Every year hundreds of millions of dollars have been invested / spent by manufacturers to solicit preference from distributors. In fact, about 10 years ago we estimated over $500M was spent in rebate funding. (Today we estimate over $1 billion!) All in an effort to retain business and, as manufacturers hope, to gain preference and generate growth.
This funding is in addition to other investments made by manufacturers such as co-op marketing, market / business development funds, training funds, staffing investments and other direct infrastructure / employee funding to curry favor.
And some consider SPAs as an additional source of investment to help earn the business (personally, a little questionable as this can also be considered a targeted pricing initiative when done properly. Improperly it can be taken advantage of.) The key here, and it has gotten better through technology, is timely claims and reimbursement.
Please recognize, I used to work for IMARK and I don’t begrudge distributors receiving, and asking for, rebate and other marketing funding. After all, manufacturers can say “no”.
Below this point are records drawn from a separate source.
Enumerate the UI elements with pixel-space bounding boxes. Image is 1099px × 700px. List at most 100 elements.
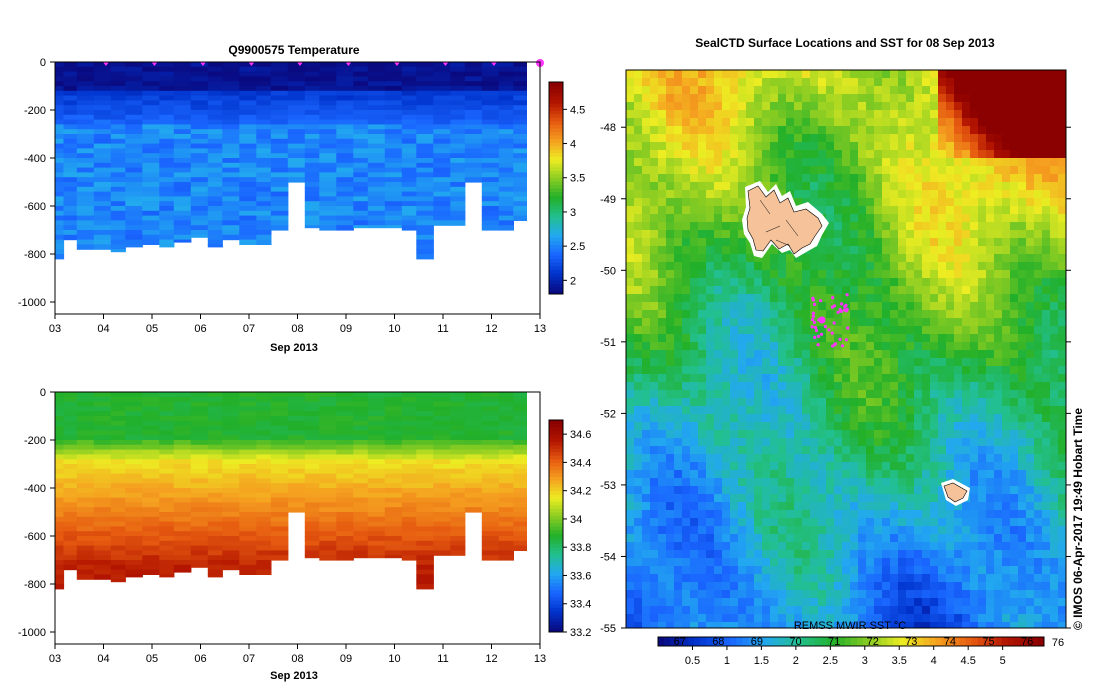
sst-cell [826,334,835,343]
sst-cell [626,94,635,103]
sst-cell [746,294,755,303]
profile-cell [173,105,192,111]
sst-cell [706,342,715,351]
sst-cell [754,342,763,351]
profile-cell [55,444,65,451]
sst-cell [650,110,659,119]
profile-cell [93,464,112,470]
sst-cell [858,286,867,295]
profile-cell [498,90,514,97]
sst-cell [642,222,651,231]
sst-cell [698,438,707,447]
colorbar-segment [549,621,563,626]
sst-cell [738,118,747,127]
profile-cell [367,416,386,422]
sst-cell [922,334,931,343]
profile-cell [63,531,78,537]
profile-cell [353,158,369,164]
sst-cell [834,374,843,383]
sst-cell [842,206,851,215]
profile-cell [222,540,240,547]
profile-cell [207,81,223,87]
sst-cell [762,126,771,135]
profile-cell [270,512,289,518]
profile-cell [384,497,403,503]
profile-cell [513,459,527,465]
profile-cell [190,550,209,556]
sst-cell [746,254,755,263]
profile-cell [319,468,337,475]
profile-cell [159,574,175,578]
profile-cell [481,196,500,202]
profile-cell [173,526,192,532]
sst-cell [898,278,907,287]
sst-cell [962,190,971,199]
profile-cell [173,138,192,145]
profile-cell [513,124,527,130]
profile-cell [367,536,386,542]
profile-cell [222,536,240,542]
sst-cell [810,406,819,415]
sst-cell [722,230,731,239]
sst-cell [1034,406,1043,415]
sst-cell [986,398,995,407]
sst-cell [714,206,723,215]
sst-cell [970,310,979,319]
profile-cell [513,478,527,484]
profile-cell [287,440,306,446]
sst-cell [650,310,659,319]
sst-cell [762,78,771,87]
sst-cell [642,366,651,375]
sst-cell [754,126,763,135]
sst-cell [1050,398,1059,407]
profile-cell [256,81,272,87]
profile-cell [319,182,337,188]
profile-cell [270,550,289,556]
sst-cell [978,182,987,191]
sst-cell [890,262,899,271]
sst-cell [1058,270,1066,279]
sst-cell [930,110,939,119]
sst-cell [842,190,851,199]
sst-cell [666,374,675,383]
profile-cell [222,143,240,149]
profile-cell [222,411,240,417]
profile-cell [190,71,209,77]
profile-cell [384,483,403,489]
sst-cell [1026,70,1035,79]
profile-cell [384,110,403,116]
sst-cell [802,374,811,383]
sst-cell [866,214,875,223]
sst-cell [818,262,827,271]
sst-cell [778,366,787,375]
profile-cell [76,512,95,518]
profile-cell [207,143,223,149]
profile-cell [173,531,192,537]
profile-cell [416,177,434,183]
sst-cell [770,390,779,399]
profile-cell [256,129,272,135]
sst-cell [634,302,643,311]
colorbar-tick-label: 2 [570,275,576,287]
sst-cell [666,94,675,103]
sst-cell [682,182,691,191]
sst-cell [1050,438,1059,447]
sst-cell [810,118,819,127]
profile-cell [55,483,65,489]
sst-cell [770,142,779,151]
sst-cell [978,302,987,311]
profile-cell [384,138,403,145]
sst-cell [1026,262,1035,271]
colorbar-segment [549,600,563,605]
profile-cell [173,86,192,92]
profile-cell [76,430,95,436]
profile-cell [384,134,403,140]
sst-cell [1058,358,1066,367]
sst-cell [922,414,931,423]
profile-cell [93,90,112,97]
sst-cell [1026,158,1035,167]
colorbar-tick-label: 33.8 [570,542,591,554]
profile-cell [513,206,527,212]
sst-cell [1010,318,1019,327]
colorbar-segment [549,127,563,132]
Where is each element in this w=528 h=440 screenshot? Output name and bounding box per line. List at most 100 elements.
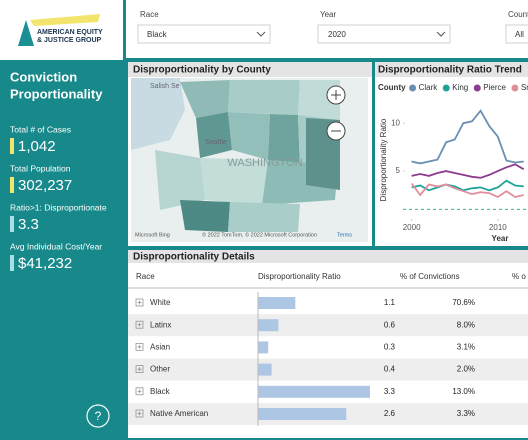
map <box>131 78 368 242</box>
expand-icon[interactable] <box>135 409 144 418</box>
ratio-cell: 0.6 <box>384 320 396 329</box>
race-cell: Native American <box>150 409 208 418</box>
chevron <box>256 31 266 37</box>
water <box>131 78 185 150</box>
legend-label: Pierce <box>483 83 506 92</box>
ratio-cell: 1.1 <box>384 298 396 307</box>
help-button[interactable] <box>86 404 110 428</box>
expand-icon[interactable] <box>135 320 144 329</box>
expand-icon[interactable] <box>135 387 144 396</box>
ratio-cell: 0.3 <box>384 343 396 352</box>
panel-header <box>375 62 528 77</box>
legend-label: Snohomish <box>521 83 528 92</box>
county <box>228 112 270 160</box>
filter-value: All <box>515 30 524 39</box>
convictions-cell: 13.0% <box>452 387 475 396</box>
x-axis-label: Year <box>492 234 509 243</box>
ratio-cell: 2.6 <box>384 409 396 418</box>
expand-plus <box>137 300 142 305</box>
logo-text: & JUSTICE GROUP <box>37 37 102 44</box>
trend-panel <box>375 62 528 246</box>
kpi-value: 1,042 <box>18 138 56 155</box>
trend-line <box>411 109 524 165</box>
county <box>228 202 300 232</box>
place-label: Salish Se <box>150 83 180 90</box>
dropdown[interactable] <box>137 24 271 44</box>
legend-marker <box>473 84 481 92</box>
race-cell: White <box>150 298 171 307</box>
logo-text: AMERICAN EQUITY <box>37 29 103 36</box>
ratio-cell: 3.3 <box>384 387 396 396</box>
column-header: % o <box>512 272 526 281</box>
race-cell: Asian <box>150 343 170 352</box>
panel-title: Disproportionality Details <box>133 252 255 263</box>
expand-plus <box>137 344 142 349</box>
expand-plus <box>137 389 142 394</box>
county <box>180 80 230 118</box>
filter-label: County <box>508 10 528 19</box>
kpi-value: 302,237 <box>18 177 72 194</box>
dropdown[interactable] <box>317 24 451 44</box>
state-label: WASHINGTON <box>227 157 302 169</box>
county <box>268 114 300 168</box>
ratio-cell: 0.4 <box>384 365 396 374</box>
filter-label: Year <box>320 10 337 19</box>
convictions-cell: 8.0% <box>457 320 475 329</box>
kpi-accent <box>10 216 14 232</box>
y-axis-label: Disproportionality Ratio <box>379 118 388 201</box>
legend-marker <box>409 84 417 92</box>
convictions-cell: 3.3% <box>457 409 475 418</box>
row-band <box>128 314 528 337</box>
filter-value: Black <box>147 30 168 39</box>
kpi-accent <box>10 177 14 193</box>
expand-icon[interactable] <box>135 365 144 373</box>
chevron <box>436 31 446 37</box>
race-cell: Latinx <box>150 320 171 329</box>
row-band <box>128 358 528 381</box>
panel-header <box>128 62 372 77</box>
x-tick-label: 2010 <box>489 223 507 232</box>
panel-title: Disproportionality by County <box>133 65 271 76</box>
map-provider: Microsoft Bing <box>135 232 170 238</box>
county <box>228 80 300 115</box>
y-tick-label: 10 <box>391 118 400 127</box>
convictions-cell: 2.0% <box>457 365 475 374</box>
legend-title: County <box>378 83 406 92</box>
dropdown[interactable] <box>505 24 528 44</box>
x-tick-label: 2000 <box>403 223 421 232</box>
county <box>155 150 205 210</box>
kpi-value: $41,232 <box>18 255 72 272</box>
expand-icon[interactable] <box>135 298 144 307</box>
ratio-bar <box>258 363 272 376</box>
expand-plus <box>137 411 142 416</box>
convictions-cell: 3.1% <box>457 343 475 352</box>
expand-plus <box>137 367 142 372</box>
ratio-bar <box>258 297 296 309</box>
county <box>200 158 268 205</box>
legend-label: King <box>452 83 468 92</box>
kpi-accent <box>10 138 14 154</box>
kpi-label: Total Population <box>10 163 71 173</box>
sidebar-title: Proportionality <box>10 86 103 101</box>
legend-label: Clark <box>419 83 439 92</box>
ratio-bar <box>258 408 347 420</box>
kpi-label: Total # of Cases <box>10 124 71 134</box>
panel-title: Disproportionality Ratio Trend <box>378 65 522 76</box>
map-attribution: © 2022 TomTom, © 2022 Microsoft Corporat… <box>202 231 317 238</box>
kpi-accent <box>10 255 14 271</box>
logo-panel <box>0 0 123 60</box>
zoom-icon <box>331 90 341 100</box>
filter-value: 2020 <box>328 30 346 39</box>
expand-icon[interactable] <box>135 343 144 351</box>
race-cell: Black <box>150 387 171 396</box>
legend-marker <box>511 84 519 92</box>
place-label: Seattle <box>205 139 227 146</box>
sidebar-title: Conviction <box>10 69 77 84</box>
county <box>196 112 232 158</box>
logo-icon <box>30 14 100 26</box>
ratio-bar <box>258 385 370 398</box>
logo-icon <box>18 20 34 46</box>
plot-area <box>403 109 528 210</box>
trend-line <box>411 179 524 192</box>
Many manufacturers have approached us and are questioning the value of their investments. Reasons include:
- Broad-based investments into groups due to slowing growth differential vs national chains due to allowing increased competition into the groups.
- Less opportunities for conversions
- The challenge in getting rebate information, or preference, driven down within organizations.
- Distributors not knowing rebate differentials and hence asking for “double dip” programs
- The programs have devolved into “numbers games” and the marketing, training and operational process benefits and tools are rarely valued (but can be huge demand generation and profit enhancement generators.)
- And more.
And part of their concern is the lack of impact that they see these funds making as they are more \”retention\” oriented than growth driven as few distributors effectively communicate commitment to these lines throughout their organizations. The \”heavy lifting\” to gain conversions and adoption was done years ago, however, with a plethora of new suppliers, there is purchasing leakage to companies that are \”unknown\” by senior management.
With increased interest in this field, Channel Marketing Group has partnered with Benfield Consulting on a multi-industry “manufacturer funds” survey to gain better insight into earnings, process management and usage of the funds.
All input is confidential and the survey is soliciting input from plumbing, electrical, industrial supplies, contractor supplies, power transmission and other industries. Results will be shared with respondents and executive summary articles will be published in key industry publications.
And no financial data is being solicited, solely opinions about rebates, marketing funds and SPAs in general.
To share your thoughts, please take the survey. Distributors only. (and if you are a manufacturer and have an opinion on these programs, give me a call or drop me a line).
And distributors, if you’d like to share more, you can opt-in to a qualitative interview or give me a call.
The information will be used for an upcoming article in various trade publications and research findings will be shared with survey participants.
With industry growth and the growth in the number of manufacturers offering rebates as well as double dip programs, we estimate that today over $1.1 billion is spent by manufacturers on rebates and is invested into distributors. Add marketing funding and we may be approaching $1.3 billion. And then if you added SPAs …
So, is this a good investment? How could it be made \”better\” / more effective?